DevSecOps is best summed up by the words of its manifesto, which describes how DevSecOps continually learns how security practitioners can contribute with less friction. DevSecOps seeks to innovate to ensure data security and privacy. It seeks to make security and compliance available as services. DevSecOps seeks to open new paths to promote security. In doing so, it proactively engages in security activities with the software. It actively seeks to find security issues and to partner with the organization to resolve them effectively and permanently.
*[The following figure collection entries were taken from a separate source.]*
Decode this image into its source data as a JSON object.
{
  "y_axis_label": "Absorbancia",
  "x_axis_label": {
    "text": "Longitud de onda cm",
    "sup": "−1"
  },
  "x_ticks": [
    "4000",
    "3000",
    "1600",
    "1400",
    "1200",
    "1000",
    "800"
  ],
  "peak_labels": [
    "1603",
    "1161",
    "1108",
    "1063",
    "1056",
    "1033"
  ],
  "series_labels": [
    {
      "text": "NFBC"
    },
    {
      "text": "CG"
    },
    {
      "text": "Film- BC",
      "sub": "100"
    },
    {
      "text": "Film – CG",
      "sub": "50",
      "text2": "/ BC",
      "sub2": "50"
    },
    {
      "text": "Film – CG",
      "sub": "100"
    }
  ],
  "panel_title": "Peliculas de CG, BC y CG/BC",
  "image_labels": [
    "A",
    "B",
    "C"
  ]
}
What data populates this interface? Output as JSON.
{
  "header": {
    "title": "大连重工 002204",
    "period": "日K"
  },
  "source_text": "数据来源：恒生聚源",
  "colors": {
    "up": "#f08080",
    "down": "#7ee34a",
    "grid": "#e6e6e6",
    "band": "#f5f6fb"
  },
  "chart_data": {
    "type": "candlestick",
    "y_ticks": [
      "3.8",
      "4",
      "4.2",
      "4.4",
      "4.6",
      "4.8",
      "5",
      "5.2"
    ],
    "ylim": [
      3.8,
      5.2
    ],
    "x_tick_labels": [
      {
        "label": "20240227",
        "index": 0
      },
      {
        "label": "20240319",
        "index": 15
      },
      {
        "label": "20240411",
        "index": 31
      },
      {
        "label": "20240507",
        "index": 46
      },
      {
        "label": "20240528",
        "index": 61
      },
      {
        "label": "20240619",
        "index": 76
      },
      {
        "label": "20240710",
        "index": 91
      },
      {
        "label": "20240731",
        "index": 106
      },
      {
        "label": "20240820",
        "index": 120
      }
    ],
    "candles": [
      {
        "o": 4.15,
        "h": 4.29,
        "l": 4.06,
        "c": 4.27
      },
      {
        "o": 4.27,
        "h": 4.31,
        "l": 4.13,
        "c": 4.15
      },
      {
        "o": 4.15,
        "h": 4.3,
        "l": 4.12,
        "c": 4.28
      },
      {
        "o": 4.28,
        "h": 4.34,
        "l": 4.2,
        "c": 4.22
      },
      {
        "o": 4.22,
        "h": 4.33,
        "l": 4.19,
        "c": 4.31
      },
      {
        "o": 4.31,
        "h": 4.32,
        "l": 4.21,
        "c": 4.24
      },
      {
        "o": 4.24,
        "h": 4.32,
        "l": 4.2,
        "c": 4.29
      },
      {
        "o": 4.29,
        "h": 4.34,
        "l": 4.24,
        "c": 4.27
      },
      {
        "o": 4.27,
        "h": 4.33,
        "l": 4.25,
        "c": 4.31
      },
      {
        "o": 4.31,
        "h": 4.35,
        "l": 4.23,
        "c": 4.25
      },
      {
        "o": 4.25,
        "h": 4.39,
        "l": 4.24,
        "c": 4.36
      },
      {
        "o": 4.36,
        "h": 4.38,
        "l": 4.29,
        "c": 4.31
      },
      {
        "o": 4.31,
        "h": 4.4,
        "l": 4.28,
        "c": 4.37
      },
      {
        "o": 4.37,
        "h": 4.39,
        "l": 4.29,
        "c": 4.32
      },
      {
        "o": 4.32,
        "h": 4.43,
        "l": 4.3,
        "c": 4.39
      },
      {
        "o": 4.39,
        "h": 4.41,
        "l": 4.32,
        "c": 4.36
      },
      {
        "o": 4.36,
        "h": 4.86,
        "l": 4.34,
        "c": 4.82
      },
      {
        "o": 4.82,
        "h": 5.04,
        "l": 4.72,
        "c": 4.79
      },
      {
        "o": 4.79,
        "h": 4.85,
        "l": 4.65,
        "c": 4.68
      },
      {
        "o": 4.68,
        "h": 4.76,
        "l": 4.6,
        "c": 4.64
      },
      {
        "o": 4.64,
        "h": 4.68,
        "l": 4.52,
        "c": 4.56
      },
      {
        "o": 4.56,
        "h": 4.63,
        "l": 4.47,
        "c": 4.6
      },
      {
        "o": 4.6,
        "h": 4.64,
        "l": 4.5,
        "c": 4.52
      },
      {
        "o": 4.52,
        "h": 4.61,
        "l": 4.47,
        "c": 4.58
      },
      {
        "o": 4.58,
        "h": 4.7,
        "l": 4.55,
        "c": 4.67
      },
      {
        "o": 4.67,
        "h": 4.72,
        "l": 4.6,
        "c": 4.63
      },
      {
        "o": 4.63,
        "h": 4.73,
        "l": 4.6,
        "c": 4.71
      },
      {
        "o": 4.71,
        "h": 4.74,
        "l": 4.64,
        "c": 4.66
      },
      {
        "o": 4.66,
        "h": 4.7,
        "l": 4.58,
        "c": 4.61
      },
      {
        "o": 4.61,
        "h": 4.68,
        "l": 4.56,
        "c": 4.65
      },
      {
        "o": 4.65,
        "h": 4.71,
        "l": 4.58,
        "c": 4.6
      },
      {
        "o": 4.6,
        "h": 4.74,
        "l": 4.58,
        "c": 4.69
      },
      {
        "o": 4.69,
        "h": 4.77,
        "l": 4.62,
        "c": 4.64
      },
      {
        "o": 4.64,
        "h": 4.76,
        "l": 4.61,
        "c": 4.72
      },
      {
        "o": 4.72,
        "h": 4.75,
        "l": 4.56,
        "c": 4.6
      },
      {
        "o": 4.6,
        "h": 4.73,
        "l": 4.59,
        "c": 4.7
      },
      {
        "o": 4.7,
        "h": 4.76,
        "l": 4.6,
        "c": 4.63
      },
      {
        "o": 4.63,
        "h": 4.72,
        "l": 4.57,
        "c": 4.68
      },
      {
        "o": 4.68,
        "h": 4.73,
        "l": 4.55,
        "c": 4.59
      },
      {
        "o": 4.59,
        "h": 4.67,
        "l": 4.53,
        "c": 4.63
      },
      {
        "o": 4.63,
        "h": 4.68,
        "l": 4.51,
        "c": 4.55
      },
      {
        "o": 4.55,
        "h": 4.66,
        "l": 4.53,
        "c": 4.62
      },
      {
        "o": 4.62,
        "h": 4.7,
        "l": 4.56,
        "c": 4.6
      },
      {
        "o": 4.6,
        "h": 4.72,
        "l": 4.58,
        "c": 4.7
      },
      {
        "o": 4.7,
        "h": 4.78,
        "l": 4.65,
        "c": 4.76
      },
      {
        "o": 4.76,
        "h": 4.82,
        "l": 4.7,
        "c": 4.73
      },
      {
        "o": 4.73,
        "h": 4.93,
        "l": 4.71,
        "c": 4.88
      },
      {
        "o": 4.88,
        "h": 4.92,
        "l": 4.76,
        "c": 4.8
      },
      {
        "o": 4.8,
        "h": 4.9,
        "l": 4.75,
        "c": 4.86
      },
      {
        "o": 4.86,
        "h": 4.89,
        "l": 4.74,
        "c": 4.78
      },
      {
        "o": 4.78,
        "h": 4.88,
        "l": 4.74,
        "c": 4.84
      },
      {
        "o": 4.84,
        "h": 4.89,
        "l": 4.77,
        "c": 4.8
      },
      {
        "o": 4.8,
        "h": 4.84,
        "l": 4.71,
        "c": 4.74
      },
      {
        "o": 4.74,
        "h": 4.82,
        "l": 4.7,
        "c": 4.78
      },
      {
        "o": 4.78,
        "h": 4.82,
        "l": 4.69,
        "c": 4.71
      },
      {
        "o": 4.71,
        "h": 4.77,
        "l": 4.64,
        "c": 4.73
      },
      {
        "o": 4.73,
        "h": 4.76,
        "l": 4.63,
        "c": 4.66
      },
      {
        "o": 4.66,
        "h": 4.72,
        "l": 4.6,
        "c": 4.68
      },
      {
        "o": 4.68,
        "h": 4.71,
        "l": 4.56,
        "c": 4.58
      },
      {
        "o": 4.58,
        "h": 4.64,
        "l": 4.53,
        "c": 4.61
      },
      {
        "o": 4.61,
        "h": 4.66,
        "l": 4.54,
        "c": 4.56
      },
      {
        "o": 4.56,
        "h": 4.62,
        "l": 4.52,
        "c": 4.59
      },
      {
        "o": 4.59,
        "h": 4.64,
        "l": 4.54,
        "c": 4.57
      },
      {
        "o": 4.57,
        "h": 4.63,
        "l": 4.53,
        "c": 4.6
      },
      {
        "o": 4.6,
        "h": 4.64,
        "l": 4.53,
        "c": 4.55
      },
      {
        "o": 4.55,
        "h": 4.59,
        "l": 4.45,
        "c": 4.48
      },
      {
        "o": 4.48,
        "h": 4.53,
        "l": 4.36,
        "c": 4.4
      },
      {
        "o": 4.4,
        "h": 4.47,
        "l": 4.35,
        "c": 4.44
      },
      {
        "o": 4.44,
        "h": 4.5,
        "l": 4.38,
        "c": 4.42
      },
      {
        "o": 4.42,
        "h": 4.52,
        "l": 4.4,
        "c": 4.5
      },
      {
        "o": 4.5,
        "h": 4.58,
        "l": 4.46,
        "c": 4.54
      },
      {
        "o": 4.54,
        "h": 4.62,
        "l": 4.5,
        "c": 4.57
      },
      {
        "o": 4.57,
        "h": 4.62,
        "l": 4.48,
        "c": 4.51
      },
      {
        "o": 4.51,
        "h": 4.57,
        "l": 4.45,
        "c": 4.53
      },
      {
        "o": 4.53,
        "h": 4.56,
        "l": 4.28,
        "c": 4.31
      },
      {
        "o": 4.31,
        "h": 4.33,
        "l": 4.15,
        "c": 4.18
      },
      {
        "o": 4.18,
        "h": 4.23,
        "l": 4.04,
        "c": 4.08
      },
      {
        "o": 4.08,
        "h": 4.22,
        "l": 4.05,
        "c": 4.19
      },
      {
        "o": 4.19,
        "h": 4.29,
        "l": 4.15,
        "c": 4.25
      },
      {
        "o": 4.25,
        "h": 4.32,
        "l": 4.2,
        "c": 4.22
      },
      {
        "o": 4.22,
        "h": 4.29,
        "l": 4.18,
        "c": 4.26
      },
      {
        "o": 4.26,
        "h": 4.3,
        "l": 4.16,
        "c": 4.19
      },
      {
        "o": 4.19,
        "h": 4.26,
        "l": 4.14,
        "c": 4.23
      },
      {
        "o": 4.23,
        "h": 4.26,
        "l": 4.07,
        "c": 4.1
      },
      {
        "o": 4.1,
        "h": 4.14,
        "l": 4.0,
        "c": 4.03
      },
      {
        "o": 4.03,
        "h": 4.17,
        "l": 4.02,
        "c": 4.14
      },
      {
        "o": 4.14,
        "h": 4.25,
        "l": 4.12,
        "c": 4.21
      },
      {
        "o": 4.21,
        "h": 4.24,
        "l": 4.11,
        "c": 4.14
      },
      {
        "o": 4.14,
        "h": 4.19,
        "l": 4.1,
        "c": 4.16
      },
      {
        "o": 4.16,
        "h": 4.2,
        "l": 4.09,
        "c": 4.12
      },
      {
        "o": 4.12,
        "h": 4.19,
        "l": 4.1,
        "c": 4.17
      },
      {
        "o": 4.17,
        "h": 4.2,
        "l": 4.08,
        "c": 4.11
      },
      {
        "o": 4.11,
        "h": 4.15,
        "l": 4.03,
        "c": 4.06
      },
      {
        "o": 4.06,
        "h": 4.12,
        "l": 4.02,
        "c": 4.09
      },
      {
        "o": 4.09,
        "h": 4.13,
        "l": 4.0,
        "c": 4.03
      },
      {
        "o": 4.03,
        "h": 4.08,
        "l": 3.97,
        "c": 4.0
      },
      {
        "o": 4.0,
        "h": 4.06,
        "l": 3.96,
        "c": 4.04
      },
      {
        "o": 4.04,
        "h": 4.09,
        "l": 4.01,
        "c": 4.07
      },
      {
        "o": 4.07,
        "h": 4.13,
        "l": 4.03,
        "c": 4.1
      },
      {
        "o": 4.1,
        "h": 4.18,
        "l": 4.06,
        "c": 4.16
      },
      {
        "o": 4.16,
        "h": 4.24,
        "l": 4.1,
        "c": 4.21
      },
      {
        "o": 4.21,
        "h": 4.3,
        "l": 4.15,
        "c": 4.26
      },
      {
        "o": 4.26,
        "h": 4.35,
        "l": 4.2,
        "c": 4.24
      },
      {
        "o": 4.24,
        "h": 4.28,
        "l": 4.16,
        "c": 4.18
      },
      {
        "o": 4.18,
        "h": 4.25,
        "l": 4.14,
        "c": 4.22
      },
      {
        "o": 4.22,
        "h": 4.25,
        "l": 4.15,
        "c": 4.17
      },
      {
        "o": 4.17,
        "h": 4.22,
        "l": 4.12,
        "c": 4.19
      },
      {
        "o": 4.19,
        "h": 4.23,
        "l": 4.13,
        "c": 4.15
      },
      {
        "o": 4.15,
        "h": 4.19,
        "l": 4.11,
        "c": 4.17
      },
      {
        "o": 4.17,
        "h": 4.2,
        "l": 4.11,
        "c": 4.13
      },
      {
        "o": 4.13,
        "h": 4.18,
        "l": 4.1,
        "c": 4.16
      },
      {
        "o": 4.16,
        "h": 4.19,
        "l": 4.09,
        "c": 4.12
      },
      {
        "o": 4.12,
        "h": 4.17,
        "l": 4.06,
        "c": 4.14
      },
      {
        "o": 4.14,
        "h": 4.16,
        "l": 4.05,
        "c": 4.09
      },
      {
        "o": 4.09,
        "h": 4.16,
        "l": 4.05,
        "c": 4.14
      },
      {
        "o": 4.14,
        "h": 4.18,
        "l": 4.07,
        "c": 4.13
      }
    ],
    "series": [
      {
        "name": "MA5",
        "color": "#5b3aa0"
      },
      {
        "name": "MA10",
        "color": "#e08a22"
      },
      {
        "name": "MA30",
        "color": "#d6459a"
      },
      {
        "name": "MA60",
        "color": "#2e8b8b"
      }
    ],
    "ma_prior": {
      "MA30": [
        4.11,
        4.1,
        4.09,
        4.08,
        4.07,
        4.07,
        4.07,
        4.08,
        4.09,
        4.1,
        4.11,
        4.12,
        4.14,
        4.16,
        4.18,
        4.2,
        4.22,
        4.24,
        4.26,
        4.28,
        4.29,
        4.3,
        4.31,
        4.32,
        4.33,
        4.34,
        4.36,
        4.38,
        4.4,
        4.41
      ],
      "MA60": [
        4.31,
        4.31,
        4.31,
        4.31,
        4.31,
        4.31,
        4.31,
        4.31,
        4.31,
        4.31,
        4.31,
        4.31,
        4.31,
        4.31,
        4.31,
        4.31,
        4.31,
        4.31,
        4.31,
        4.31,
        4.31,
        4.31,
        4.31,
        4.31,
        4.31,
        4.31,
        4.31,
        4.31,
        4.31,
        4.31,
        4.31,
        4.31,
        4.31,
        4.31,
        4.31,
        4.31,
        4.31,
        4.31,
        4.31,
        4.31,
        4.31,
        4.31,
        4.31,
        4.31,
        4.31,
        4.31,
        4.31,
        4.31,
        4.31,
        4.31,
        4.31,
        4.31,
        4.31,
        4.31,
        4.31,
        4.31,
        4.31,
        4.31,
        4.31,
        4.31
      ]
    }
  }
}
DevSecOps provides a set of values that include an excellent summary understanding of what drives DevSecOps. These values also set the expectations that one should have when working with DevSecOps in an organization. The DevSecOps values are as follows:
- Leaning in over always saying “no”
- Data and security science over fear, uncertainty, and doubt
- Open contribution and collaboration over security-only requirements
- Consumable security services with APIs over mandated security controls and paperwork
- Business-driven security scores over rubber stamp security
- Red and blue team exploit testing over relying on scans and theoretical vulnerabilities
- 24/7 proactive security monitoring over reacting after being informed of an incident
- Shared threat intelligence over keeping info to ourselves
- Compliance operations over clipboards and checklists
Working with these values builds security into software development while also supporting the realization of responsive product adjustment, high quality, and rapid product delivery. DevSecOps is a significant improvement in the meeting of security with soft- ware development.